Lithium price shock from Zimbabwe export ban keeps traders edgy heading into Monday

February 27, 2026
Lithium price shock from Zimbabwe export ban keeps traders edgy heading into Monday

Singapore, Feb 28, 2026, 02:38 SGT — Market closed.

  • China’s lithium carbonate futures jumped after Zimbabwe halted exports of raw minerals and lithium concentrates.
  • Lithium-linked shares rallied across China, Australia and the U.S., as traders priced in tighter supply.
  • Investors are watching for Zimbabwe’s next guidance on export permits and for China futures to reopen on March 2.

Lithium prices in China surged this week after Zimbabwe suddenly suspended exports of raw minerals and lithium concentrates, a move that rattled battery-metal markets and sent lithium stocks higher across several regions.

The timing matters. Zimbabwe has become a meaningful supplier of spodumene concentrate — a lithium-bearing ore used to make battery chemicals — and China relies heavily on imported feedstock to produce lithium carbonate and hydroxide.

Traders also came into the news leaning the same way. Lithium had already been recovering on expectations that grid-scale energy storage demand will soak up more material, even as EV demand stayed uneven in some markets.

On Thursday, the most-traded lithium carbonate contract on the Guangzhou Futures Exchange jumped 6.07% to 178,020 yuan ($26,043) a metric ton by 0330 GMT, after spiking more than 9% to 187,700 earlier in the session. Zimbabwe shipped 1.128 million tons of spodumene concentrate in 2025, mostly to China, and the surprise export suspension fed immediate worries about raw-material availability. 1

Lithium producers’ shares moved with the tape.

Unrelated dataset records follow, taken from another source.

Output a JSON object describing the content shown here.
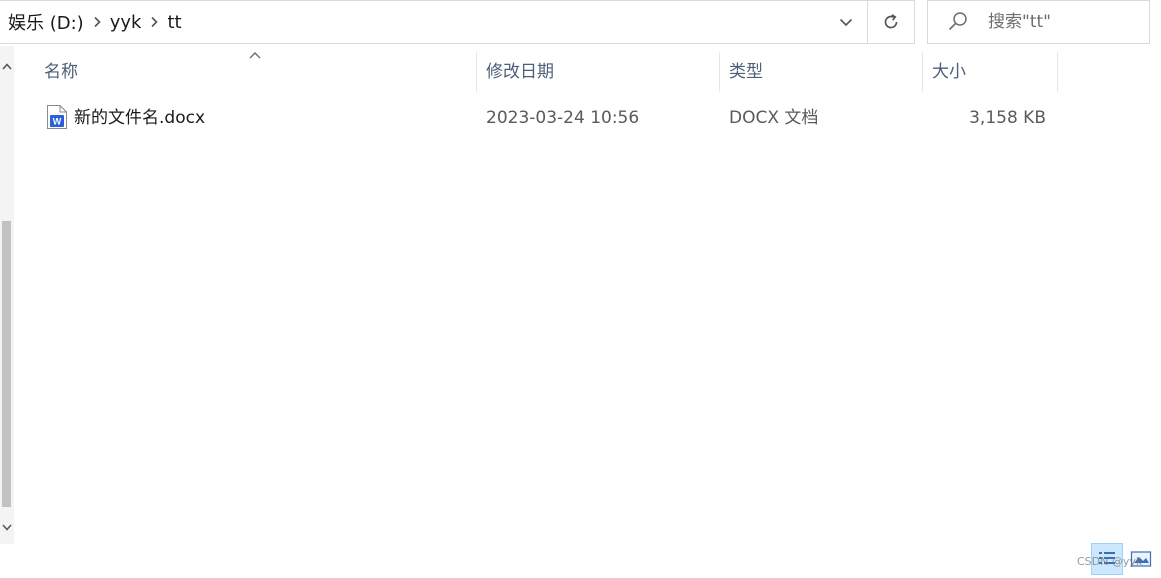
{
  "address_bar": {
    "breadcrumbs": [
      "娱乐 (D:)",
      "yyk",
      "tt"
    ]
  },
  "search": {
    "placeholder": "搜索\"tt\""
  },
  "columns": {
    "name": "名称",
    "date_modified": "修改日期",
    "type": "类型",
    "size": "大小"
  },
  "files": [
    {
      "name": "新的文件名.docx",
      "date_modified": "2023-03-24 10:56",
      "type": "DOCX 文档",
      "size": "3,158 KB",
      "icon": "word-document-icon"
    }
  ],
  "watermark": "CSDN @yyk",
  "colors": {
    "header_text": "#4c607a",
    "selected_view_bg": "#cce8ff",
    "word_icon_blue": "#2b5fd9"
  }
}
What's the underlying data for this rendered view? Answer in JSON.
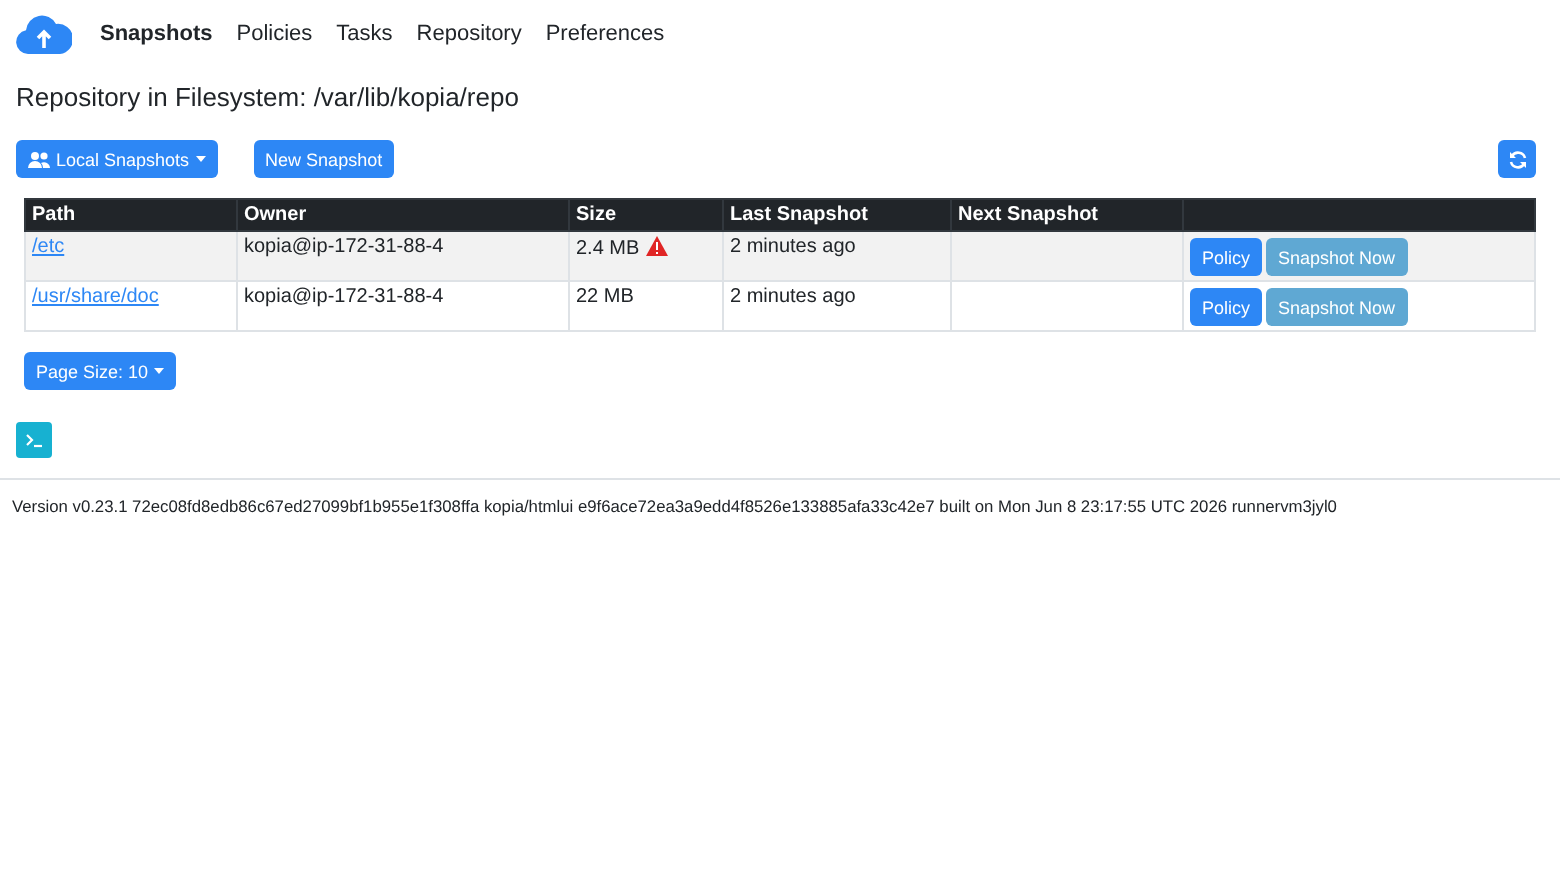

Tianqi Lithium climbed as much as 7.3% in Hong Kong and Ganfeng gained 5.6%, while Australia’s PLS Group rose as much as 7.6% and Mineral Resources as much as 6%; in the U.S., Sigma Lithium closed 30% higher and Albemarle added 10%. CRU Group analyst Cameron Hughes said “the higher lithium price and continuous illegal shipments” likely helped trigger the overhaul, while Jefferies said in a note the market could tighten temporarily after the Zimbabwean order. 2

In the latest corporate response, Sichuan Yahua Industrial Group said it has started building a lithium sulfate plant in Zimbabwe, part of the government’s push to shift exports toward higher-value processed material. Yahua told investors it expects permission within two weeks to resume shipments, according to the report. 3

Not every company read the policy shock the same way. Several China-listed miners with Zimbabwe exposure told local media the impact may be limited, arguing that compliant producers can apply for export permits with extra documentation; Yahua said it had already shipped out concentrate, while Sinomine said exports were on hold pending clarification. Shares of Yahua, Sinomine and Huayou Cobalt fell on the day, underscoring how quickly sentiment can swing from “supply squeeze” to “policy exception.” 4

There is a clear risk for bulls: the rally fades if Zimbabwe spells out a permit system that quickly restarts flows for large miners, or if China’s futures market cools down once the first burst of headline buying passes. A lot depends on the paperwork and enforcement, not just the announcement.

For now, the policy thrust is straightforward. Lithium sulfate is an intermediate chemical that can be refined into battery-grade lithium carbonate or hydroxide; moving up that chain takes time and capital, and any gap between export restrictions and new processing capacity can tighten the market.

The next concrete test comes when trading resumes after the weekend. Investors will be watching for follow-up notices from Zimbabwe’s mines ministry and for China’s lithium carbonate futures to reopen on Monday, March 2.